Art by Fabienne Cinquin. |
In times of confusion, I turn or have turned variously to food, sleep, humor, dithering, weeping, growing quiet, snapping, any distraction like organizing my color pencils yet again, pondering and, as a last resort, making a very simple plan.
The holidays confuse me. Relentless promoting of costly, material goods makes me sad. It seems so anti-holiday. I used to be able to participate so differently, certainly with greater energy and other resources. That was a very long time ago. What passes for The News confuses me for I mistrust most of it, either to be actually newsworthy or to be true.
While I would not call myself a tough cookie of the old school, neither am I easily confused so it takes a really large and seething mass of chaos to throw me any distance. Also known as, when the holidays and news collide.
Which brings me to, "Ow-my head," and other home-grown things a bright girl can do. A useful response to confusion is not unlike a healthy reaction to physical peril from, oh, a poisonous snake or other predatory, lethal life form. For me, that means stand still for as long as necessary. Do nothing big or noisy or fast. Drawing, with or without coloring, fits that description. When figures or forms seem too much, I draw words, often silly ones that somehow help me feel less disoriented. As each of us is unique, what is medicine for one may be further confusion for another. It is not one size fits all.

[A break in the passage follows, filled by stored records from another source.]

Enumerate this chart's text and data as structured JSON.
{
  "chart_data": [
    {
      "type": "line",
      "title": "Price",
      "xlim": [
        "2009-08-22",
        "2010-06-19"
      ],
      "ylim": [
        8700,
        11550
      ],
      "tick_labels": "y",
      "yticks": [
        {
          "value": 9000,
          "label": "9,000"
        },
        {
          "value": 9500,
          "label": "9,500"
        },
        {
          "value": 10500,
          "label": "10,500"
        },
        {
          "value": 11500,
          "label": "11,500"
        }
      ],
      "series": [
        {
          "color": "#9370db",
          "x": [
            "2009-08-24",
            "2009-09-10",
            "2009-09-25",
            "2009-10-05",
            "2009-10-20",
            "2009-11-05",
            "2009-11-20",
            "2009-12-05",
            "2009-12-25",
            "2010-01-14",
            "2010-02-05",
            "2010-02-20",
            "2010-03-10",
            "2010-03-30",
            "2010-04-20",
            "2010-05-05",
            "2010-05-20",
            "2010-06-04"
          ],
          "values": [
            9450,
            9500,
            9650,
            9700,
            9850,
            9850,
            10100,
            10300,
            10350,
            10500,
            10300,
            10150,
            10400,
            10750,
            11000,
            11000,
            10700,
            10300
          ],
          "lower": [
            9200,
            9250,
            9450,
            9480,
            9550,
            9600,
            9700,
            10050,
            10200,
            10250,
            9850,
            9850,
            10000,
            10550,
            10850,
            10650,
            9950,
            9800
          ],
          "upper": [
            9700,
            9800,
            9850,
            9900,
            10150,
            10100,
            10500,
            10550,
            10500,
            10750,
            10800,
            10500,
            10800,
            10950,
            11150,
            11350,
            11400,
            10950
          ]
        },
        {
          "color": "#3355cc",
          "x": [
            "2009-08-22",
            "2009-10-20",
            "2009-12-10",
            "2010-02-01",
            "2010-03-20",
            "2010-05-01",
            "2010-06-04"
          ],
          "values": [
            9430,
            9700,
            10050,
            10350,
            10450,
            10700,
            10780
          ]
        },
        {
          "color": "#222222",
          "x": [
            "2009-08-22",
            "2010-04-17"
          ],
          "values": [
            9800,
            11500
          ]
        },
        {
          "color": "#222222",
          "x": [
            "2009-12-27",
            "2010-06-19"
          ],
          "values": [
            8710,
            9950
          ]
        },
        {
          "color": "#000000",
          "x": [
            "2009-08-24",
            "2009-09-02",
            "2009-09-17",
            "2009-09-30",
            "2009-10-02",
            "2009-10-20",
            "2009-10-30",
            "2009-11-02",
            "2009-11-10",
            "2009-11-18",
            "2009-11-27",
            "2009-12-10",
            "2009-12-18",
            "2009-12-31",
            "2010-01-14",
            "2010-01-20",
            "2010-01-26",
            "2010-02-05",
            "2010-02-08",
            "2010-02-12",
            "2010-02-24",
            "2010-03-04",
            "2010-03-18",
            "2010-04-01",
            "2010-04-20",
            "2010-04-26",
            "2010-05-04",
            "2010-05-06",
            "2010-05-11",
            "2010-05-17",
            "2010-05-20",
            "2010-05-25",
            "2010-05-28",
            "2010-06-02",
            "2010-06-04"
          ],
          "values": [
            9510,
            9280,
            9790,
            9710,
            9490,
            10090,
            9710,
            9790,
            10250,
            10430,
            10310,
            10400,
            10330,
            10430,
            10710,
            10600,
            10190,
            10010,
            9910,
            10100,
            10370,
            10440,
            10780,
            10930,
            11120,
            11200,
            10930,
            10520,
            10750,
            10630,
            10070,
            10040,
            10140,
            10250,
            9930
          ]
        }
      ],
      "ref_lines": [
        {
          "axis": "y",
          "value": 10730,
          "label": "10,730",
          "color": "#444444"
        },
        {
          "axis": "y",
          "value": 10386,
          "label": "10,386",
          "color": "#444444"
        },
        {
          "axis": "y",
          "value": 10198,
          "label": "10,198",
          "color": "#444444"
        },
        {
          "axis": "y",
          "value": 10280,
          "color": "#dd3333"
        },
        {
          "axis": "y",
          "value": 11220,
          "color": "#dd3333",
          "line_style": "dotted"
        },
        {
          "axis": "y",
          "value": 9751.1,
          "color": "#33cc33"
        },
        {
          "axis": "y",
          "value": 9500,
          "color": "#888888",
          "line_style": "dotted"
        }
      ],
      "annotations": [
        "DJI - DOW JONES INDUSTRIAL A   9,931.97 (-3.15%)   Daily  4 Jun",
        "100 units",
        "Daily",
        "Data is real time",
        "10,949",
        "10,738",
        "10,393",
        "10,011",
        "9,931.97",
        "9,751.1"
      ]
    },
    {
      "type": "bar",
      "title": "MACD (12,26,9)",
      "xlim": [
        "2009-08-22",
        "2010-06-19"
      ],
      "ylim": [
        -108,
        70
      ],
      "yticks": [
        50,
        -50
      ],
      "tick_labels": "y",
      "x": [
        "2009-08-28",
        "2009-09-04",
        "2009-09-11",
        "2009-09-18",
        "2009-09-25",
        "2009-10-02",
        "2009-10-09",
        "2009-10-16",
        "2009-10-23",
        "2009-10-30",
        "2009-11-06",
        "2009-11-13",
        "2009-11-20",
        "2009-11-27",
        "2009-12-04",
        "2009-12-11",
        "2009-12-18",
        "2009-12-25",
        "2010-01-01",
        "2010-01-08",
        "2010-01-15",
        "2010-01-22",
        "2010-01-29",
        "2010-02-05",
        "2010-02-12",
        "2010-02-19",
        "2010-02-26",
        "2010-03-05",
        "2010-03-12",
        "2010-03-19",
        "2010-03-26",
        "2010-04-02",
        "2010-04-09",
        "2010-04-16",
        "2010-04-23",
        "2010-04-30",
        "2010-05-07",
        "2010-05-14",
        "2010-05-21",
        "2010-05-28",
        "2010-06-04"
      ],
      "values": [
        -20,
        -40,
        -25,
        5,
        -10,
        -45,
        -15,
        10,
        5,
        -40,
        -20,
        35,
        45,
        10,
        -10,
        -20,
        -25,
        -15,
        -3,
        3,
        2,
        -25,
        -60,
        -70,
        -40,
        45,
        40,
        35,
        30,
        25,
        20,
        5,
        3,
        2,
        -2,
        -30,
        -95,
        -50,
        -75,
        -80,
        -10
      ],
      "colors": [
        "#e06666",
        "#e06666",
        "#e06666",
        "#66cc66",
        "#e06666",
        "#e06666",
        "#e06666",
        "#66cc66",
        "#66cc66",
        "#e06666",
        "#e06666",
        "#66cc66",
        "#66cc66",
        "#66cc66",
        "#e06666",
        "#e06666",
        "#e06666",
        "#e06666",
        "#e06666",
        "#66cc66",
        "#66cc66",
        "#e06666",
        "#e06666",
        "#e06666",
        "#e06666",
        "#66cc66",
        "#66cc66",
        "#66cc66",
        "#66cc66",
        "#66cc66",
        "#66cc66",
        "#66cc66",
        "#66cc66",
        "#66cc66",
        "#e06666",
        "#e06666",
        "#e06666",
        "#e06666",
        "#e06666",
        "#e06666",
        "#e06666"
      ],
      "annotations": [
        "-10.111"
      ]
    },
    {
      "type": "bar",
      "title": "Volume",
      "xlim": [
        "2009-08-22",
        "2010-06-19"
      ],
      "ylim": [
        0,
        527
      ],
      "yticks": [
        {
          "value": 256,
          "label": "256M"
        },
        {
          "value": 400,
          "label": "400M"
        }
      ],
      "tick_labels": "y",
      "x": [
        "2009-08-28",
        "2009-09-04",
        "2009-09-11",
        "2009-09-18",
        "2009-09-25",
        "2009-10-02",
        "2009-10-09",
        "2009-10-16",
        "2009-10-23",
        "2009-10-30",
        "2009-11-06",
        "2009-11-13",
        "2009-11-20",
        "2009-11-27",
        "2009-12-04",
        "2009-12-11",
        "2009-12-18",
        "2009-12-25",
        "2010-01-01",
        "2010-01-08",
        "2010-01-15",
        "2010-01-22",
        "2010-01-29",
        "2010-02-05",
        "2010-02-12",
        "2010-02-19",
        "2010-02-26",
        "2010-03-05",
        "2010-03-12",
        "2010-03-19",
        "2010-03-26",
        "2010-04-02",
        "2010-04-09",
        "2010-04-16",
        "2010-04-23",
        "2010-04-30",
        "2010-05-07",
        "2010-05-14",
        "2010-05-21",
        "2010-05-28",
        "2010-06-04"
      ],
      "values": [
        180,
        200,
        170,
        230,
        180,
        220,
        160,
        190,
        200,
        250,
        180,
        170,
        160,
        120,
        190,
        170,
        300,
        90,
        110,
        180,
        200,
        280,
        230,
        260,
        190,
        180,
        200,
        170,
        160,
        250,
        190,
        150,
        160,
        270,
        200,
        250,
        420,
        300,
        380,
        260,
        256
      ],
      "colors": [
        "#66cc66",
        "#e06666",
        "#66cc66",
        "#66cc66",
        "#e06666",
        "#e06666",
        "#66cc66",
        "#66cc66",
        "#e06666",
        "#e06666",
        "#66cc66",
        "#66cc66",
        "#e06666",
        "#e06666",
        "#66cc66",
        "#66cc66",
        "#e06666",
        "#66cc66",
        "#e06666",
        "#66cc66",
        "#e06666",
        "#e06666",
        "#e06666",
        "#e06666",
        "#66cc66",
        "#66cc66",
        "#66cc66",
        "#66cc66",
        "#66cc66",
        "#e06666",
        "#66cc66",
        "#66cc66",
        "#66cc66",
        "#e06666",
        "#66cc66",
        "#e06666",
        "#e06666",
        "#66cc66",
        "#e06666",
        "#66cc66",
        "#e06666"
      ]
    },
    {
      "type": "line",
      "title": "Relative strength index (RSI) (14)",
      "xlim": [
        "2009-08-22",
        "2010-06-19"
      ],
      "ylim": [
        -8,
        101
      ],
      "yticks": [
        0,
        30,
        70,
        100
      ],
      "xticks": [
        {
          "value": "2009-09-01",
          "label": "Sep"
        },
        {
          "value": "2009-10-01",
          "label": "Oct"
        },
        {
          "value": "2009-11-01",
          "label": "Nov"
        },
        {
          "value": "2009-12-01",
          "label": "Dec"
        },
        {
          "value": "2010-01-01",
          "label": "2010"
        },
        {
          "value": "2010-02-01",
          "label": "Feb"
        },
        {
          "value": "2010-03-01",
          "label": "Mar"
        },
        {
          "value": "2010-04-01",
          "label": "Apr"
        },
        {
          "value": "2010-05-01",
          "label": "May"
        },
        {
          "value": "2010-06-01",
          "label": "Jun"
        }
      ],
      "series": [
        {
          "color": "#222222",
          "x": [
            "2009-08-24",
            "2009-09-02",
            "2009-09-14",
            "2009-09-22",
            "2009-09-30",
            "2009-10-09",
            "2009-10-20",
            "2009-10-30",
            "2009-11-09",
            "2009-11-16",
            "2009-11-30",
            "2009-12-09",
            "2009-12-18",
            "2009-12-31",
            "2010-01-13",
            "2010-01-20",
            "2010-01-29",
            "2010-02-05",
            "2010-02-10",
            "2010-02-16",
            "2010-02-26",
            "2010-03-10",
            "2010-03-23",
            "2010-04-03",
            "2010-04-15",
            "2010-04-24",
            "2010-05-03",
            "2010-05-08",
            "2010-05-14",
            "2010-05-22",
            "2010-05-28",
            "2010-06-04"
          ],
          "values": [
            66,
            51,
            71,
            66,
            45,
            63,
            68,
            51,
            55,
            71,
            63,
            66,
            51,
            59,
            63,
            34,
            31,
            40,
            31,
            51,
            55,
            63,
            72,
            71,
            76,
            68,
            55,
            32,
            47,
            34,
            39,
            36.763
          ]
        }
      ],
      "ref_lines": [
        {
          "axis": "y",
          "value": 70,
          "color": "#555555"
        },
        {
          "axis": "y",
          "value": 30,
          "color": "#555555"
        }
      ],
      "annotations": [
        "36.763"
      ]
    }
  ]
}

I freely admit to being a conspiracy theorist. One of the suspected conspiracies involves someone/someones somewhere being highly invested in keeping us confused or distracted in ways that render us non-functioning. This is not new business, this didn't just happen. Our job is to be as present, as bright and alert as possible, as don't-get-fooled-again skeptical as we can be. Getting caught up with all the other fish who swim around in circles renders us useless.
It doesn't matter how one combats this fugue state, just that we resist it. There IS a way out. It is our job to find it, to draw its picture so we'll know it when/if it shows up again, regardless of the disguise it chooses. Each of us is responsible for being present, for being our truest and most solid self by our own definition. There is much to be said for simply holding a place of certainty when doubt seems to have the upper hand. It is not about being right, it is about being.